In its report released on Tuesday, the IMF said the expected “modest rebound” in Africa’s economic growth will to a large extent be driven by factors in the region’s three largest countries.
“A recovery in oil production in Nigeria, higher public spending ahead of elections in Angola, and the fading of drought effects in South Africa will drive growth,” said the IMF.
The IMF, which predicted a 2.5% growth in 2017, however said the underlying regional momentum remains weak and at this rate, sub-Saharan African growth will continue to fall well short of past trends and barely exceed population growth.
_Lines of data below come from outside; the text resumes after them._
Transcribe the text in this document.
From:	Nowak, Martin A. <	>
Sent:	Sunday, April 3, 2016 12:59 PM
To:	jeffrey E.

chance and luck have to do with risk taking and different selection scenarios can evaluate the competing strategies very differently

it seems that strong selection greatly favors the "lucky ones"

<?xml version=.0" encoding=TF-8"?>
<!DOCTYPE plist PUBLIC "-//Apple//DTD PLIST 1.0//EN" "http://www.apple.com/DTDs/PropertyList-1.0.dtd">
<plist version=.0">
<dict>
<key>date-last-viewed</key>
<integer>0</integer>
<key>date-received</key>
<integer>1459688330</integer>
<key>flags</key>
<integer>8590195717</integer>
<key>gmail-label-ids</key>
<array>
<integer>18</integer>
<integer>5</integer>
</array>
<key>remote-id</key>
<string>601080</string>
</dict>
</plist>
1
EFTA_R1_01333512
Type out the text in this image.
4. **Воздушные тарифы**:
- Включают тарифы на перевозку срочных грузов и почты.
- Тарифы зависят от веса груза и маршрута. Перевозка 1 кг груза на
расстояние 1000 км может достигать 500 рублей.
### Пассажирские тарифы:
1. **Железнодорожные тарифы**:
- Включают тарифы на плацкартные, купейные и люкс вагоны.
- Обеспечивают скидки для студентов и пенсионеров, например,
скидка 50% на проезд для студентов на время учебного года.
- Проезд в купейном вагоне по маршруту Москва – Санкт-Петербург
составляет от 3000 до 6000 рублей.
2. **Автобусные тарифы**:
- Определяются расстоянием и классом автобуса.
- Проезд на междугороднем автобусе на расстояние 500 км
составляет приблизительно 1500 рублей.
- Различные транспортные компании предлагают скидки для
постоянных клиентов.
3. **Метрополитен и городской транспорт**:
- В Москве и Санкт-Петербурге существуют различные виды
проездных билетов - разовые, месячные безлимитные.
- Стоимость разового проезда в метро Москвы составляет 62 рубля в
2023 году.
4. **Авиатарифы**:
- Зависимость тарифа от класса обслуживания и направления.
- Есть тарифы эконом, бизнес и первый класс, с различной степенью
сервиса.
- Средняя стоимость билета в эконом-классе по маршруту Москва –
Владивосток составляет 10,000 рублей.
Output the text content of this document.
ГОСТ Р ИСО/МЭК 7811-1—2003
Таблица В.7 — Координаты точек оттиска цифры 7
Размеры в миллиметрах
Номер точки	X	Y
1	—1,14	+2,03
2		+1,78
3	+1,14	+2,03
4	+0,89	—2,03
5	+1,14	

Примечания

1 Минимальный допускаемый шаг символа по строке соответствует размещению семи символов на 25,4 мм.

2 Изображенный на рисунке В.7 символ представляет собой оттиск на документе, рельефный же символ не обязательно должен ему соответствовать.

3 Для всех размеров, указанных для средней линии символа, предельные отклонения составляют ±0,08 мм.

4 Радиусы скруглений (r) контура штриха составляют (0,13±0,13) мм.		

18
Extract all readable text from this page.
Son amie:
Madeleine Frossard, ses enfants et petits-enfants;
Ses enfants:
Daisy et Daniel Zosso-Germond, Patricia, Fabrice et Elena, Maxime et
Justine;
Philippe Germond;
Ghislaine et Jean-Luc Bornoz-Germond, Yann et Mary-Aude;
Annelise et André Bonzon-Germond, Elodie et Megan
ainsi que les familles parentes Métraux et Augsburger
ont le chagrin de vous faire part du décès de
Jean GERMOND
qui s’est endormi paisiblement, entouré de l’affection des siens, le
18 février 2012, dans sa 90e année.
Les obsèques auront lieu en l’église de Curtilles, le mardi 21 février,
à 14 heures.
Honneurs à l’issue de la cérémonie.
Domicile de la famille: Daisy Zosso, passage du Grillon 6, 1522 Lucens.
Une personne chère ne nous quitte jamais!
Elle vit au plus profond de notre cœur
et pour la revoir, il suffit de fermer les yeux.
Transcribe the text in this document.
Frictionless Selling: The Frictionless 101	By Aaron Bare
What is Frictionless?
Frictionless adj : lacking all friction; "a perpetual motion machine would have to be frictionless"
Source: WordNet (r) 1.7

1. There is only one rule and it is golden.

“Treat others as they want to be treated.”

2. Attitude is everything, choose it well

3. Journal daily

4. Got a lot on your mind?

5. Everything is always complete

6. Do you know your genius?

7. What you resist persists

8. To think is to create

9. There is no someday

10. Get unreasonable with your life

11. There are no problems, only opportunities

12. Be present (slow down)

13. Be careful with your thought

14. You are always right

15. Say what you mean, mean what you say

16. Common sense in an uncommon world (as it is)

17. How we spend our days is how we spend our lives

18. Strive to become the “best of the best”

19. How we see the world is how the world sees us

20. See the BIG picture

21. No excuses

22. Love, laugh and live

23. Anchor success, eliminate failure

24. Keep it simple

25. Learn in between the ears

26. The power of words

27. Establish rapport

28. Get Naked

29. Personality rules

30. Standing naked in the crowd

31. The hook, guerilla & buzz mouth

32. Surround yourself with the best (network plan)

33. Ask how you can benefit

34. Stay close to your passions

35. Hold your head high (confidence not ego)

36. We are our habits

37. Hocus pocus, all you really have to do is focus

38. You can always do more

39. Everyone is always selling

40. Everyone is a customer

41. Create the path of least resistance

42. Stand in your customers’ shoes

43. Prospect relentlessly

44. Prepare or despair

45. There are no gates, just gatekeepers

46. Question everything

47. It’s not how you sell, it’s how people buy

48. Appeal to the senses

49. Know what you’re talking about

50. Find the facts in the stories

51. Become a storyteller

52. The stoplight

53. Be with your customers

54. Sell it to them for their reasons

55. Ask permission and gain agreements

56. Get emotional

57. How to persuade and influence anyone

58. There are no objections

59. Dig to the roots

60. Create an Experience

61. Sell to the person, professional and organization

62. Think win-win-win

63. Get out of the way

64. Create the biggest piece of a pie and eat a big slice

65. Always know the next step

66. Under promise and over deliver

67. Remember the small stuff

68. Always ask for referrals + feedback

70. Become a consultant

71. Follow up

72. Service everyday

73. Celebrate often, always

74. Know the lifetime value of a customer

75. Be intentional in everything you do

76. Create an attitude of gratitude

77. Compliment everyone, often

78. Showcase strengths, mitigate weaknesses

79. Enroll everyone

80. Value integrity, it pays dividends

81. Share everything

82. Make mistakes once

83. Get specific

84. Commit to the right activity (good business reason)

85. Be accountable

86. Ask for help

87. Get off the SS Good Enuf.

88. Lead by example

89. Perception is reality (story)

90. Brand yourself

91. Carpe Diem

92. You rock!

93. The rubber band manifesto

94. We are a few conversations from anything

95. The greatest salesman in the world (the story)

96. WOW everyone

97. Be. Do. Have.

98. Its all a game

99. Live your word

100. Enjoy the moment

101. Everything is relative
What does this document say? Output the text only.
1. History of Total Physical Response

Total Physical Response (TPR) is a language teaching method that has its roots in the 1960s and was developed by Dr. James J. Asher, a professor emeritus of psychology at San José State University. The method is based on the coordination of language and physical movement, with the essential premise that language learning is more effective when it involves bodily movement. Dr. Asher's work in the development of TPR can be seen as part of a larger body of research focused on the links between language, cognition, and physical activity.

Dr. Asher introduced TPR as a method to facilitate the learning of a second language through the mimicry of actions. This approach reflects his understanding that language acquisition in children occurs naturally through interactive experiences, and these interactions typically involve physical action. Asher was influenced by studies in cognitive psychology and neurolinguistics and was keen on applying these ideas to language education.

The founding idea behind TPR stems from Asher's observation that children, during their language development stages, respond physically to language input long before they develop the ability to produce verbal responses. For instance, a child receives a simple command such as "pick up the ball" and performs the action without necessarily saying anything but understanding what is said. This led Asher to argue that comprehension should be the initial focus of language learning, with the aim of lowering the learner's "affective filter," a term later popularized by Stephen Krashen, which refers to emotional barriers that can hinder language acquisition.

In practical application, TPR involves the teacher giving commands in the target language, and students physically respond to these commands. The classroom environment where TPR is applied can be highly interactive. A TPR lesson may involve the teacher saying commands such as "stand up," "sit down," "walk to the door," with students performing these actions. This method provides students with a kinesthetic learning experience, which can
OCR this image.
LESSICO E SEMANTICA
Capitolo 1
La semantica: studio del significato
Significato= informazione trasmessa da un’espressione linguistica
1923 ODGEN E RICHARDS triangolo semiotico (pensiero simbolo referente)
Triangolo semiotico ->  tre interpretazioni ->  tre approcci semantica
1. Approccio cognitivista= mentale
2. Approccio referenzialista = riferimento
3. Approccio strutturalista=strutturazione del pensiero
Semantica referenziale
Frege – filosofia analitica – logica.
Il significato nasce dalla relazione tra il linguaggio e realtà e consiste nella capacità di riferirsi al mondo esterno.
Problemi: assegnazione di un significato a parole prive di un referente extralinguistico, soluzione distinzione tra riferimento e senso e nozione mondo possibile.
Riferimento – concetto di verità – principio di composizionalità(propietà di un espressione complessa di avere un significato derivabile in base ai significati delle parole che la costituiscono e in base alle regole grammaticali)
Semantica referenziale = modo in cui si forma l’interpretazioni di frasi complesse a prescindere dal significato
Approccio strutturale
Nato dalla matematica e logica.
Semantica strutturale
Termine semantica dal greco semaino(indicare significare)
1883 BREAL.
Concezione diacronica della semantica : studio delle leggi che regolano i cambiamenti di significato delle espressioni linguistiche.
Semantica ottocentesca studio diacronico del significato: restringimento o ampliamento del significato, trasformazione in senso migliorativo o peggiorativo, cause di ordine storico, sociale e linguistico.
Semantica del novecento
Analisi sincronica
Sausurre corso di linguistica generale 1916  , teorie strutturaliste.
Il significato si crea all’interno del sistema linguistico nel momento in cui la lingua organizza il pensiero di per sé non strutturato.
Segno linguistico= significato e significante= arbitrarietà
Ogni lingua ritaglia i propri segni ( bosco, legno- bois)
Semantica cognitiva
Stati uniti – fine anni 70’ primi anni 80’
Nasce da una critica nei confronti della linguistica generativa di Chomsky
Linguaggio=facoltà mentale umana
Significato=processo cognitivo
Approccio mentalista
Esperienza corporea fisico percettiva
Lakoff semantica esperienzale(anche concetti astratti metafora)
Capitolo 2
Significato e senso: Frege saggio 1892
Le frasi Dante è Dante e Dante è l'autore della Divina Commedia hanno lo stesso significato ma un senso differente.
"Growth momentum in sub-Saharan Africa remains fragile, marking a break from the rapid expansion witnessed since the turn of the millennium."
"At this rate, growth for the region as a whole will continue to fall well short of past trends and barely deliver any per capita gains," it said.
It attributed the deteriorated outlook on delayed and still limited policy adjustments, with an ensuing increase in public debt, declining international reserves, and pressures on financial systems placing stress on private sector activity.
“Additional policy actions are therefore urgently needed to address growing imbalances and ensure macroeconomic stability - both to restore the conditions for strong and sustainable growth in resource-intensive countries and to preserve the existing momentum elsewhere,” the IMF said.